Recovery of Mercer Island man’s body brings closure to family

The body of Richard Sweezey, who disappeared on Lake Washington two years ago, was found last week.

Richard Sweezey, a Mercer Island man who disappeared more than two years ago while out on his boat, was found in Lake Washington last week. His family received the news on Friday Nov. 7.

Sweezey had been in the water for 840 days, the family wrote in an online update, and “in the end it was a stroke of luck that brought him home.”

“In the search for a sunken hydroplane, he was located at 162 feet deep, just off Webster Point on the southwestern edge of our search zone,” they wrote.

Jeremy Engdahl-Johnson, Sweezey’s son, said he felt relief and a sense of closure.

“This has been a huge mystery for us,” he said. “It turned out to be exactly what we thought … but the uncertainty was painful.”

Sweezey drowned on July 20, 2012, according to the King County Medical Examiner’s Office, and his death is classified as an accident. He was 67 years old.

“I live in New York, but I was in town that day. We had breakfast together,” Engdahl-Johnson said. “He went out at about 1 p.m., and from what we learned on Friday, our working hypothesis was more or less correct.”

His family thought that he must have been working on the boat and gone overboard near Webster Point, just north of the 520 bridge. Sweezey often drifted off shore in that area while making repairs to his boat.

The boat drifted for a few hours and was found in Kirkland at about 6 p.m., Engdahl-Johnson said.

Sweezey’s family – Engdahl-Johnson, wife Rae Ann and daughter Kinley Clifford – started an Indiegogo campaign after he went missing. They raised more than $41,000 to fund a search using sonar technology from InnerSpace Exploration, a local non-profit that recovers drowning victims in deep water and in other complicated situations.

Engdahl-Johnson said it was one of the most extensive drowning victim recovery efforts ever performed in Washington State, searching a majority of the lake bottom north of 520.

“Most of the time, when someone drowns, you know where they are,” Engdahl-Johnson said. “It’s amazing how they found him.”

A company called Seabotix Inc. was looking for the hydroplane with sonar equipment by Webster Point, which is “the first place we looked,” Engdahl-Johnson said. About 13 divers and the Harbor Patrol helped with the extraction, he said. The body was identified with dental records.

Drowning recovery is very difficult, especially in Lake Washington. The average depth of the lake is 108 feet, and its deepest spot is 214 feet.
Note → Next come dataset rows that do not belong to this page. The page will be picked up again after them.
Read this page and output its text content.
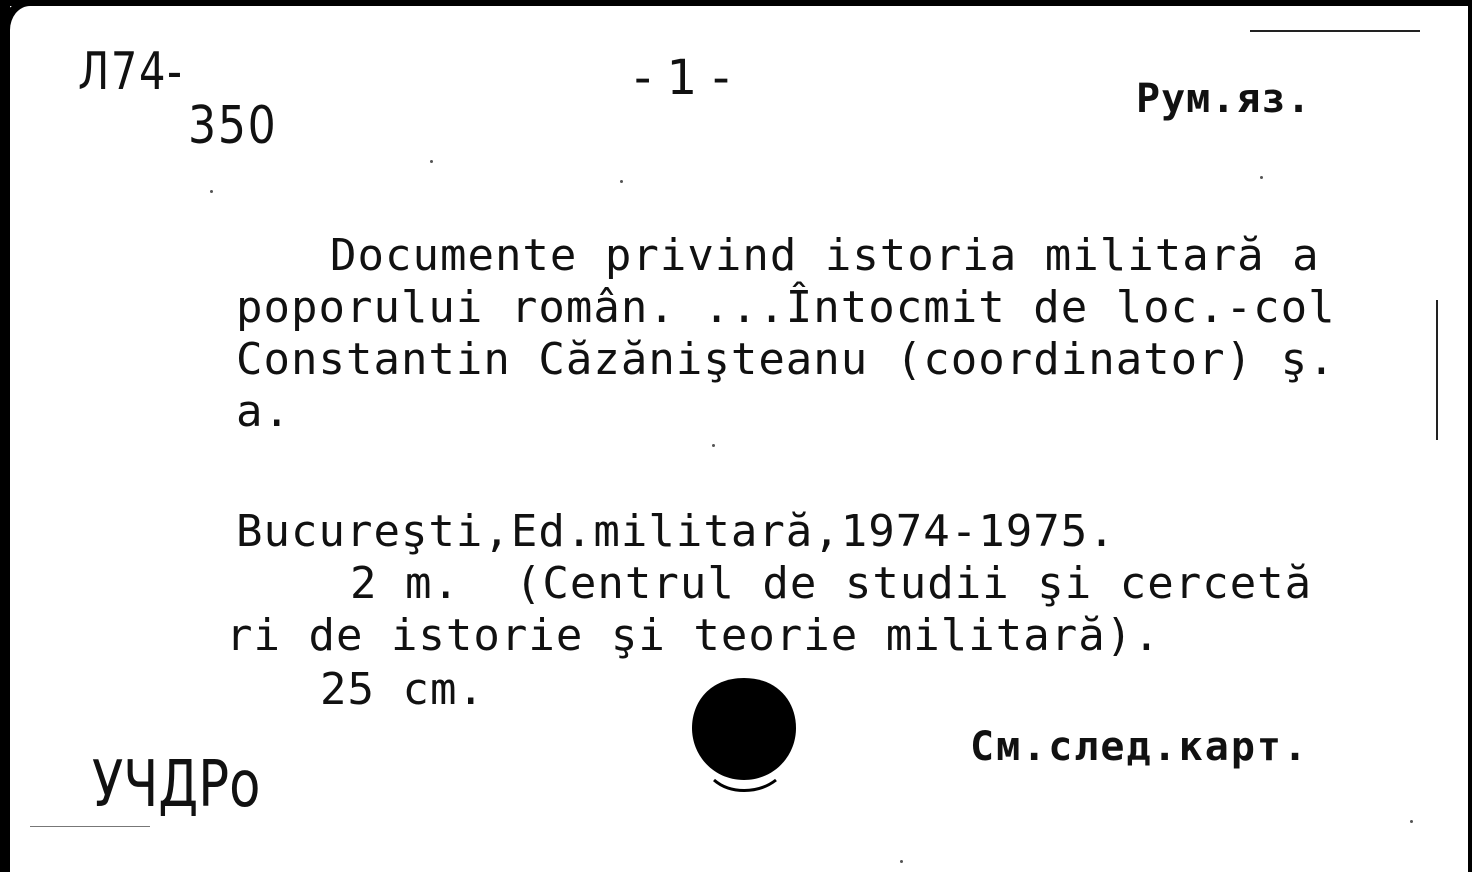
Л74-
350
- 1 -	Рум.яз.
Documente privind istoria militară a
poporului român. ...Întocmit de loc.-col
Constantin Căzănişteanu (coordinator) ş.
a.
Bucureşti,Ed.militară,1974-1975.
2 m.  (Centrul de studii şi cercetă
ri de istorie şi teorie militară).
25 cm.
См.след.карт.
УЧДРо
“The body didn’t surface because it’s so cold down there,” Engdahl-Johnson said, though other news organizations reported that the body was “spotted” by a Seattle Police Harbor boat.

The original police investigation in 2012 began after a Kirkland resident reported that an empty boat had drifted into the shoreline by Heritage Park.

Deputies started a search of the lake near where the boat was found. The marine unit, a Sheriff’s office helicopter, the U.S. Coast Guard and Seattle Police Marine Patrol assisted in the search, according Reporter archives.

Deputies found a portable generator onboard running and a tool that was connected to the generator outside the boat dangling into the water. The boat was usually moored at a slip at the Queen City Yacht Club in Portage Bay in Seattle. Sweezey’s car was found in the club parking lot.

Deputies spoke to a friend of Sweezey’s at the club who said Sweezey had intended to take his boat into the Lake Washington area to do some repairs.

Working on the boat was a “labor of love” for Sweezey, Engdahl-Johnson said. He had invested a decade in the restoration of his late father’s 48-foot Chris Craft Roamer, a boat called the “Tern” that had once belonged to Bill Boeing Jr.

Sweezey’s friend said that he had no life jackets, so he gave Sweezey one to use for the day. Deputies said the lifejacket was still on the boat when they found it, according to Reporter archives.

According to his obituary in the Seattle Times, Sweezey was an entrepreneur, electrician, rancher, gardener, pilot, Vietnam veteran, lover of natural beauty, supporter of the arts and the environment, graceful skier on snow and water and a devoted husband and father.

He graduated from Mercer Island High School in 1962, and was CEO of his father’s electrical contracting company, City Electric, for 20 years. He grew up boating on Lake Washington, sailing and waterskiing from an early age.

Engdahl-Johnson said that his family owes a “huge debt of gratitude” to everyone who helped with the search, including the Divers Institute of Technology, the dive team that helped with the recovery.

“With this news comes the possibility of closure for our family after almost two and a half years of wondering and agonizing over his disappearance,” Sweezey’s family wrote. “We would like to thank you all for your unwavering support and generosity, and to also thank Innerspace Exploration, the King County Sheriff’s Missing Persons Unit and the King County Medical Examiner and for their diligence in bringing us the answers that we so dearly needed.”